Mereka semua berkumpul, saling bertukar pandang dengan penuh waspada. Nyi Roro Kidul maju ke tengah lingkaran. “Dunia manusia semakin melupakan keberadaan kita. Mereka lebih percaya pada teknologi dan melupakan cerita-cerita lama yang membuat kita tetap hidup di hati mereka,” katanya.
Kuntilanak mengangguk. “Mereka tak lagi takut pada kita. Bahkan tawa kita dianggap bahan lelucon.”

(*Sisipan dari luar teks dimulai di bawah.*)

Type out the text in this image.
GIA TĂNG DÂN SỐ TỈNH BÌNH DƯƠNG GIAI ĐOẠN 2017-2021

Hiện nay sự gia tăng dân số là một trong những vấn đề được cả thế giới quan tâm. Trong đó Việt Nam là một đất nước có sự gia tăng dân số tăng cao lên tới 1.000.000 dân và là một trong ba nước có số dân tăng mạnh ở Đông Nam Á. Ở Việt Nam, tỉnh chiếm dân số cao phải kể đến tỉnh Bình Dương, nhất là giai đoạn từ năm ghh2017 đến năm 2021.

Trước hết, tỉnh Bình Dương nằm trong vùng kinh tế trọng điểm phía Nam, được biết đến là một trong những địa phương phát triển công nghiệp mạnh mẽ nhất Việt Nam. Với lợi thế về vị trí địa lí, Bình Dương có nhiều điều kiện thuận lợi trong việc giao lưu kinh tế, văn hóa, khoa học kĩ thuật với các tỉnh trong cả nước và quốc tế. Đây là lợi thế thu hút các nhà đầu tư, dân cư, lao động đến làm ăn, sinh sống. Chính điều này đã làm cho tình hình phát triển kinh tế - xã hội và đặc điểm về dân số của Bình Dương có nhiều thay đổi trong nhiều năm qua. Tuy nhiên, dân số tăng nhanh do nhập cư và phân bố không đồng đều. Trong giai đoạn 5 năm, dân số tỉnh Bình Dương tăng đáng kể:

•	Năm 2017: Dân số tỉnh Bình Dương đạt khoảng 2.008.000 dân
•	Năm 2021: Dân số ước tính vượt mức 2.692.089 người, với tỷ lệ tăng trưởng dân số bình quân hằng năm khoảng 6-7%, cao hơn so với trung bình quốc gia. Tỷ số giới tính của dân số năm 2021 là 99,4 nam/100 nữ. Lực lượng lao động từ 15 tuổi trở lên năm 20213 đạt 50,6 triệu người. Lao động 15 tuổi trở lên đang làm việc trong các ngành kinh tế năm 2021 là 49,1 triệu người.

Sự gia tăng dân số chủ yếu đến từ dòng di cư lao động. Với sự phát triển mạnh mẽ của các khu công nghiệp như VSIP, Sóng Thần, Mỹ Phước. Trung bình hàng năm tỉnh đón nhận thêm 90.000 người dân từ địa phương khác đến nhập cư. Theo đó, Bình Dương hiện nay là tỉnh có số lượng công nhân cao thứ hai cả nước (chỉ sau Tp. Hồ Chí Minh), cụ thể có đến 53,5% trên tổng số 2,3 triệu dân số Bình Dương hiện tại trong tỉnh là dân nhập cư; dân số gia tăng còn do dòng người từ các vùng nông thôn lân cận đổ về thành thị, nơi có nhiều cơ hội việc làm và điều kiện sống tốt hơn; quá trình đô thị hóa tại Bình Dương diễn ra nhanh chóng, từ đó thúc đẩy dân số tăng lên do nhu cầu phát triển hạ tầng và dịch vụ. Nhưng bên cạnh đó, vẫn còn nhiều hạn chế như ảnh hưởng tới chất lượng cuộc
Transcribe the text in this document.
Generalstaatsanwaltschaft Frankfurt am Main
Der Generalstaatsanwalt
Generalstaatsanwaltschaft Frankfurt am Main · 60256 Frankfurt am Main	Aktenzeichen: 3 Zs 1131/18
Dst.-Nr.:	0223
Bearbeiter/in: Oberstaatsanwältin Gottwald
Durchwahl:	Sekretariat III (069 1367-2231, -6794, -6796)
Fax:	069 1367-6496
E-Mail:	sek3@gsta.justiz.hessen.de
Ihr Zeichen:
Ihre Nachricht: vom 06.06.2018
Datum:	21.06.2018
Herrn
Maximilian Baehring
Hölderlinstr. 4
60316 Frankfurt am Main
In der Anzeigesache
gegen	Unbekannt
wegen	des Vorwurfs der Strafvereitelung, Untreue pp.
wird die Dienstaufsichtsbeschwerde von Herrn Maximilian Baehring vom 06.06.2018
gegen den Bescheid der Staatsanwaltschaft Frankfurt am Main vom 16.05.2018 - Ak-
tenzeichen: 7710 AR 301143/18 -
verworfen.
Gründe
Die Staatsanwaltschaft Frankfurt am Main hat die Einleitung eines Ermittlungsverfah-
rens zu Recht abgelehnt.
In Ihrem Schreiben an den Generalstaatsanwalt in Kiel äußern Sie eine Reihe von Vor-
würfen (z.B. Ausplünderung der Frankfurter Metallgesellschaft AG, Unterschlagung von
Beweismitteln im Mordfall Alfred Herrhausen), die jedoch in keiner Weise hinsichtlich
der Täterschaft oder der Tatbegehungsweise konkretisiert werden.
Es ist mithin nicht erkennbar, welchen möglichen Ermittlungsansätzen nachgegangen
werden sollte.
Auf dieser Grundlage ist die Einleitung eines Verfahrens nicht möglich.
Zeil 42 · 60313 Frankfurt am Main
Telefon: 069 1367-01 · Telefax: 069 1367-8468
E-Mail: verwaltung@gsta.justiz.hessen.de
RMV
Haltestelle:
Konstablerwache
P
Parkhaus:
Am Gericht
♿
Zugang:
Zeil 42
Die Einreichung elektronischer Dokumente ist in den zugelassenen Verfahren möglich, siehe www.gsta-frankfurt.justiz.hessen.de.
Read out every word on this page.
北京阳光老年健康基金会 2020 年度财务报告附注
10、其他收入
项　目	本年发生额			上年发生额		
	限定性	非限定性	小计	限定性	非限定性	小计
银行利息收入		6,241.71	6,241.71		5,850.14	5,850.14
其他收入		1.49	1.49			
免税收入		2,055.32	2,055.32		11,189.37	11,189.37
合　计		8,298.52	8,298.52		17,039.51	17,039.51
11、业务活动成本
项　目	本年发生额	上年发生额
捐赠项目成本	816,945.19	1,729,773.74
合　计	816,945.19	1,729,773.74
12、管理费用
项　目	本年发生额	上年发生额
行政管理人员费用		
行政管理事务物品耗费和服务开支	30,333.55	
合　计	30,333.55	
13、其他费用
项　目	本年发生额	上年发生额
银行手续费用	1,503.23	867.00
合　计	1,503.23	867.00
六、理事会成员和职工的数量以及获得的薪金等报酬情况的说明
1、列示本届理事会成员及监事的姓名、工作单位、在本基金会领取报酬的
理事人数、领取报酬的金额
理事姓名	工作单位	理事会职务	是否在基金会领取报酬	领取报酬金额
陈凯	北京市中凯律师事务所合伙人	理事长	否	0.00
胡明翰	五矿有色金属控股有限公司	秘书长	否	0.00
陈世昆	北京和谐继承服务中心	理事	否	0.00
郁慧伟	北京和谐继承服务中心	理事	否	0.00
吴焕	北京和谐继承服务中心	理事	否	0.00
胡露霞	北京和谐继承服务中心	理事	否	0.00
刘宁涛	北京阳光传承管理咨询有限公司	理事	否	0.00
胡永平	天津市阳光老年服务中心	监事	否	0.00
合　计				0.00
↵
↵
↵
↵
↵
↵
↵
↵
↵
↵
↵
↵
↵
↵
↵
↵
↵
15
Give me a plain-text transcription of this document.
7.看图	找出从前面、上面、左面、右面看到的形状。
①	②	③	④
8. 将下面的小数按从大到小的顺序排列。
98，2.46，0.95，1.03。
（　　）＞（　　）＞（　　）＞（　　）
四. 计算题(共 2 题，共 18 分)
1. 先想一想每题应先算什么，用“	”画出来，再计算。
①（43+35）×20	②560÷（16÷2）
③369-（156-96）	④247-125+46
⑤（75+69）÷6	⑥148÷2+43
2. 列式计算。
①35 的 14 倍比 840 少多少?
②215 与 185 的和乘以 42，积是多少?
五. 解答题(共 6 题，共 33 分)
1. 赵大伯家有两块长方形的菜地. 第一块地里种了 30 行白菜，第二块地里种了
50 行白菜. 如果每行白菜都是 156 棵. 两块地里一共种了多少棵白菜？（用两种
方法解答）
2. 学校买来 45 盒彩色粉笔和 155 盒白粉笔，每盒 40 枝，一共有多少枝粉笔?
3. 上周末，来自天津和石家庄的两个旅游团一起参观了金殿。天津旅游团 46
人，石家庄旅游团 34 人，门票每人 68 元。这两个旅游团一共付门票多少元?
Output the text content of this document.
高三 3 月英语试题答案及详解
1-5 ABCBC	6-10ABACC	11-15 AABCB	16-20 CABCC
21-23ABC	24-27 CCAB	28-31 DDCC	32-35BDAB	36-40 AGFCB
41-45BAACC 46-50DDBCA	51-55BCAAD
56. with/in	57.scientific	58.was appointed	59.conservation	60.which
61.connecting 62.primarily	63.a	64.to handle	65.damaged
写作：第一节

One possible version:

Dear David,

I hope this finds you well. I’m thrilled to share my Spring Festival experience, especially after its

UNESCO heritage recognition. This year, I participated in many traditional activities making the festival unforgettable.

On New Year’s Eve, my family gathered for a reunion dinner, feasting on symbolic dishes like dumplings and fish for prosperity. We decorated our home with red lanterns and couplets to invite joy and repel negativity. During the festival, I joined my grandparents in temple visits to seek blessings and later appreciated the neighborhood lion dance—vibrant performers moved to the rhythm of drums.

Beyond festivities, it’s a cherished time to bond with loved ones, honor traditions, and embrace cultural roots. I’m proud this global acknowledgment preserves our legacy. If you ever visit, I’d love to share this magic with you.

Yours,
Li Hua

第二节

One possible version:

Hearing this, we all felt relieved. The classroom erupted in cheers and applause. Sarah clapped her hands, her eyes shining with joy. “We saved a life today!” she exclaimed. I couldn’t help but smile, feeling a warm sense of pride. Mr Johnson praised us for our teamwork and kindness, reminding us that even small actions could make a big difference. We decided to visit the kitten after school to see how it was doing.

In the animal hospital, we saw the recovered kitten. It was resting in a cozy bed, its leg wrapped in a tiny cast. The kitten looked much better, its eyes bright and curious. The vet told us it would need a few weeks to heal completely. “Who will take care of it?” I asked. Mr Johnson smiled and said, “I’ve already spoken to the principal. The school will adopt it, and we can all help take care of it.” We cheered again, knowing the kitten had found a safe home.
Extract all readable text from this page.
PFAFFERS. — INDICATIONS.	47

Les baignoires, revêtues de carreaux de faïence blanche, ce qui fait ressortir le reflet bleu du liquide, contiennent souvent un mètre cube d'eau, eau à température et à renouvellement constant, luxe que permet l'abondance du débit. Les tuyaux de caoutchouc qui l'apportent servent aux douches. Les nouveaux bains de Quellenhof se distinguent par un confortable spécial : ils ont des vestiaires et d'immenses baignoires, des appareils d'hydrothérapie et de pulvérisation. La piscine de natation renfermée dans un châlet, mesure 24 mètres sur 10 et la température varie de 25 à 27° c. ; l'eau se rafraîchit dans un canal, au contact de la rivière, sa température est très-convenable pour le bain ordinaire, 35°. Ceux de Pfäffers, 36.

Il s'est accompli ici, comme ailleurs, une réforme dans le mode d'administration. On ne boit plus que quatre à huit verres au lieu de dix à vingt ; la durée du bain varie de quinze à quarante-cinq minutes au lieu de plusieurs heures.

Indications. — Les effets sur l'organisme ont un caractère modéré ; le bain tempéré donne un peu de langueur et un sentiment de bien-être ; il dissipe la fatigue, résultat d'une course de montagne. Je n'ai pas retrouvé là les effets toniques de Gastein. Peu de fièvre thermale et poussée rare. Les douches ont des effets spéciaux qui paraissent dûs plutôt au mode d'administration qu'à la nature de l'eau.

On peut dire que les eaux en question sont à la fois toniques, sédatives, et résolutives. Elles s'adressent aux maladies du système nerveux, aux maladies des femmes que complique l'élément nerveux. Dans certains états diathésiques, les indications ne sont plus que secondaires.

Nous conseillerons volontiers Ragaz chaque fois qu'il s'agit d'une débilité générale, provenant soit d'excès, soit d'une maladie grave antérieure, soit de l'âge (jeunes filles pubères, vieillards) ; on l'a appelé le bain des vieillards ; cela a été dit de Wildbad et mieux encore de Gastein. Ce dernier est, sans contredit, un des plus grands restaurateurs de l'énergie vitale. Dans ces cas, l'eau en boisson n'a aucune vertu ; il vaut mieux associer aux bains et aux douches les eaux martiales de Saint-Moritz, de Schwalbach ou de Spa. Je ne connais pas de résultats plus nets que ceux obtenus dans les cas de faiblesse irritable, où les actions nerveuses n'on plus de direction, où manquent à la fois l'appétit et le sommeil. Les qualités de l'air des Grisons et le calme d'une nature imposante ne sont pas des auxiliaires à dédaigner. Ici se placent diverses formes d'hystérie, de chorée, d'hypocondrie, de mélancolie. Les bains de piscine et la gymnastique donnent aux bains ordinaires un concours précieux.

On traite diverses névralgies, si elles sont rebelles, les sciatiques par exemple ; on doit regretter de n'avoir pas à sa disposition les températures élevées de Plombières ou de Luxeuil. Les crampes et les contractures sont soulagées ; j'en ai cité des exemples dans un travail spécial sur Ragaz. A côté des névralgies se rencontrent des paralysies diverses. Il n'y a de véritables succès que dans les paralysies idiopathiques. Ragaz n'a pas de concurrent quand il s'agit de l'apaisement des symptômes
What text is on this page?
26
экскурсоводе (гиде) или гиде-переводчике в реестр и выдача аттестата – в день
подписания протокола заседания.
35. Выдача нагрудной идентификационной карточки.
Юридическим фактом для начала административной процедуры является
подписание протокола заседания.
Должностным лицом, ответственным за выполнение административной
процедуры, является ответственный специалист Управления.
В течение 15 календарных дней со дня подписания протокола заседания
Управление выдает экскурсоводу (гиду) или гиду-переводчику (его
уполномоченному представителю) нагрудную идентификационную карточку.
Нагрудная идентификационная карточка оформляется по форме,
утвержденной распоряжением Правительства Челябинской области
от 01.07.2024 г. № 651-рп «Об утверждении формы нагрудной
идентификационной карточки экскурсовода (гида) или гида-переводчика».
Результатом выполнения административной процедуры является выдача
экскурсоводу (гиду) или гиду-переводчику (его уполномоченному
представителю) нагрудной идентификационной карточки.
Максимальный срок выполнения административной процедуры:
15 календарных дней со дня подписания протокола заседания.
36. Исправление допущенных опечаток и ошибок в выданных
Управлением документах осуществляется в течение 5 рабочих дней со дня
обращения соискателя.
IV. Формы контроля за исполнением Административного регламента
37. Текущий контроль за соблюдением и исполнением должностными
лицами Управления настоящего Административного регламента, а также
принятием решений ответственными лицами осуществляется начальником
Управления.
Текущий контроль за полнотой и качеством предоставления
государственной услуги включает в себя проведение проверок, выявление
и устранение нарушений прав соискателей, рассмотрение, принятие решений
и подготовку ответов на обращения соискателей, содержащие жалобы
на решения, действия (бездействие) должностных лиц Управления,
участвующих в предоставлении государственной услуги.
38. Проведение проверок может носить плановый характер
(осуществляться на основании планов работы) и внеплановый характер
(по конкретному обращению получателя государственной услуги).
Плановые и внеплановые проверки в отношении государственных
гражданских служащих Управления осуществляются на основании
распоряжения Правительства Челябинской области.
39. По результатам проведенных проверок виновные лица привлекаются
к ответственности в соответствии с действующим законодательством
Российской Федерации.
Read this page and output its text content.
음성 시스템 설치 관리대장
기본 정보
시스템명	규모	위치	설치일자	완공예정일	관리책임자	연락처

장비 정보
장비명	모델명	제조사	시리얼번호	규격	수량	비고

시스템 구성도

“Benar,” sahut Genderuwo dengan suara bergemuruh. “Mereka hanya peduli pada layar kecil di tangan mereka. Dunia kita perlahan memudar.”
Pocong melompat sekali, mendesah. “Lalu, apa yang harus kita lakukan?”
Nyi Roro Kidul tersenyum tipis. “Kita harus menunjukkan bahwa kita masih ada. Bukan dengan menakuti, tapi dengan cara yang baru. Kita perlu menyusup ke dalam teknologi mereka, membuat mereka mengingat cerita-cerita kita melalui cara yang mereka pahami.”
Semua makhluk saling berpandangan. Sebuah ide baru lahir malam itu, di tengah kabut hutan yang menyelimuti mereka. Mereka tak lagi hanya menjadi bayang-bayang di sudut malam, tetapi legenda yang siap bangkit kembali di dunia modern, membawa pesan lama dengan cara yang baru.
Dan malam itu, kabut semakin tebal, membawa pergi para makhluk gaib ke dunia mereka masing-masing, sementara hutan tua itu kembali sunyi, seolah tak pernah terjadi apa-apa.